Este estudio es consistente con varios otros que muestran cómo las maneras en que se forma a hombres y mujeres en la profesión legal, lejos de reducir la disparidad, muchas veces exacerban los obstáculos que las mujeres enfrentan para tener éxito en este campo. Difícil pensar que otro sea el escenario. Después de siglos de haber sido expresamente excluidas, las mujeres tienen hoy formalmente los mismos derechos para acceder a la educación superior.
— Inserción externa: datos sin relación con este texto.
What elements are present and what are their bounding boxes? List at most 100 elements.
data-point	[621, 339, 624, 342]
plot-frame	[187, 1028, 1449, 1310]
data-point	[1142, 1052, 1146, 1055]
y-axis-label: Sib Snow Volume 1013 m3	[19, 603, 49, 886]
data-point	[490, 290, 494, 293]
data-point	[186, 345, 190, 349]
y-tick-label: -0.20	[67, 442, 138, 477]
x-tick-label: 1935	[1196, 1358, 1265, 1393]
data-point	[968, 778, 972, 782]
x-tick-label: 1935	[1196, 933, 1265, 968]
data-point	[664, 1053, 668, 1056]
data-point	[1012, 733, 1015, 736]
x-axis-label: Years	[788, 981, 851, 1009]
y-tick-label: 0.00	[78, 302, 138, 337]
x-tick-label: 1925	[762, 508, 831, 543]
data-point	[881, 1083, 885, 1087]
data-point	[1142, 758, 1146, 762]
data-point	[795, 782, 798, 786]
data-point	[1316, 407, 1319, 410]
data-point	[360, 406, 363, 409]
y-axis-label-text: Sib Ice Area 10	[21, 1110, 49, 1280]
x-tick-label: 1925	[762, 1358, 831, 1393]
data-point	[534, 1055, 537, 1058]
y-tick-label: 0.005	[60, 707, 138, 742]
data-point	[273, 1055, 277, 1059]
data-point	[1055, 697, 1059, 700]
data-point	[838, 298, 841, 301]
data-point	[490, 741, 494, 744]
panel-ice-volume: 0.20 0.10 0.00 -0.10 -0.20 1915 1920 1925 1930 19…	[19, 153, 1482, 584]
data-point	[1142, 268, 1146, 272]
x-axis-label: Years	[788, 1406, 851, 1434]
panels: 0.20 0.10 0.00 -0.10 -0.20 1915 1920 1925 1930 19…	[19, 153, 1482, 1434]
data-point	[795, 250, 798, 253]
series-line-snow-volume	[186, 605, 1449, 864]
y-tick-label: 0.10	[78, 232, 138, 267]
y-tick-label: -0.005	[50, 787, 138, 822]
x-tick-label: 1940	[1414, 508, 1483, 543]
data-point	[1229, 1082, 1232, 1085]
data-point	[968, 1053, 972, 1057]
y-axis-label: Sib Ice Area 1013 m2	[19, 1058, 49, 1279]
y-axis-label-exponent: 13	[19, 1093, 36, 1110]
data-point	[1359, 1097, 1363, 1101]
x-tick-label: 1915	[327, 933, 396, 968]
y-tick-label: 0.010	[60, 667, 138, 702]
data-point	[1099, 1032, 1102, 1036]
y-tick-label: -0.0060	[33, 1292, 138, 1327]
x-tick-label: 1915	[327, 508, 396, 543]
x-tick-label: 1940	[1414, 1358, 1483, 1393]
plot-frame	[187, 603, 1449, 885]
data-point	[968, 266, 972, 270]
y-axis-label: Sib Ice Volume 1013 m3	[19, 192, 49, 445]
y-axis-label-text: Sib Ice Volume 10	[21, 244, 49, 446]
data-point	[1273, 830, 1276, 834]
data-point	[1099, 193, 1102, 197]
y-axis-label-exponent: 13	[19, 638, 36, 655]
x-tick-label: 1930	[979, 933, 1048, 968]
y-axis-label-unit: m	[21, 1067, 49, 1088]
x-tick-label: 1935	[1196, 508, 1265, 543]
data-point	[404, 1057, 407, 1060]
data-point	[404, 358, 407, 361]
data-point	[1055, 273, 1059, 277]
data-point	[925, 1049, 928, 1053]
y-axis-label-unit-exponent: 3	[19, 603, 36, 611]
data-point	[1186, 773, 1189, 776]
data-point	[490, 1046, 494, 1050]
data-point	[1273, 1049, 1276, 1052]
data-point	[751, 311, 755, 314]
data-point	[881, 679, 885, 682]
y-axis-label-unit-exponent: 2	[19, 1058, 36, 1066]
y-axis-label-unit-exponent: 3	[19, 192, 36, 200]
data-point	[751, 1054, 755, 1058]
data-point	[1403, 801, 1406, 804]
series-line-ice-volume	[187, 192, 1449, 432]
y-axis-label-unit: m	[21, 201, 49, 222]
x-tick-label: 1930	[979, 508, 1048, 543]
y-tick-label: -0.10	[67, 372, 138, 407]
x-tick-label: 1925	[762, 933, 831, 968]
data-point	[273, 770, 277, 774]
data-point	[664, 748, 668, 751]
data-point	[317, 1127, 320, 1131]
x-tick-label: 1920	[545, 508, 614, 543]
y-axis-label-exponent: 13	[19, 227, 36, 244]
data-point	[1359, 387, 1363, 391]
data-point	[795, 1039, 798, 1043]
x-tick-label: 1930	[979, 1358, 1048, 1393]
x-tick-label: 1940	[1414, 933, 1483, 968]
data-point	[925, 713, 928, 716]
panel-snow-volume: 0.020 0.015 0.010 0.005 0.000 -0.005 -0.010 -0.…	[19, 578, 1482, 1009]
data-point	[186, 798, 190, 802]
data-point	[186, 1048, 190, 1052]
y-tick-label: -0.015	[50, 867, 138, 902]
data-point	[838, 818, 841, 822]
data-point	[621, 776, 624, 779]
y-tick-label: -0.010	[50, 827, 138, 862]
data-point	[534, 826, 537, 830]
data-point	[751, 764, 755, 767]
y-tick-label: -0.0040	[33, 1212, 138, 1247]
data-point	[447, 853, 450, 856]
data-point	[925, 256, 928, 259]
Pero las facultades de Derecho y la profesión jurídica fueron construidas por hombres y para hombres.
A ello se suman diversos factores que van más allá de la universidad y que tienen que ver con estructuras sociales. La socialización en el colegio o distribuciones desiguales de responsabilidades domésticas, por ejemplo, ejercen presiones distintas sobre hombres y mujeres, y pueden dificultar que las mujeres alcancen puestos de poder en la profesión legal.
En nuestro país, hasta ahora se ha hablado –con mucho apasionamiento y poco tecnicismo de sus detractores- del enfoque de género en el currículo nacional de educación básica, pero poco o nada de la educación superior. Aunque no contamos con estudios similares hechos en universidades peruanas, es altamente probable que lo descrito sea representativo de nuestra realidad, que es incluso menos igualitaria.
De lo que sí tenemos cifras (y muchas) es de la menor representación de la mujer en cargos de poder. Solo por mencionar una foto reciente, actualmente tan solo el 35% de mujeres ocupa altos cargos públicos en los poderes Ejecutivo, Legislativo y Judicial, a pesar de ser más de la mitad de la población.
Mientras tanto el Congreso aprueba la esperada Ley Orgánica de la Junta Nacional de Justicia (cuyos miembros deben ser abogados), sin la exigencia de paridad en la representación de mujeres. Fue eliminado, entre otros, bajo el argumento de que las mujeres no lo necesitan y que debía primar la meritocracia.
Esto a pesar de que, como está ampliamente documentado, ser mujer es un factor determinante para tener más obstáculos en la propia formación universitaria, y menos posibilidades de acceso a cargos de poder. Es cierto que las mujeres somos capaces de ganar cargos y espacios de poder, con base en méritos. Pero también es cierto que las reglas de juego no son iguales. Mientras las mujeres jueguen en desventaja, la meritocracia es un engaño.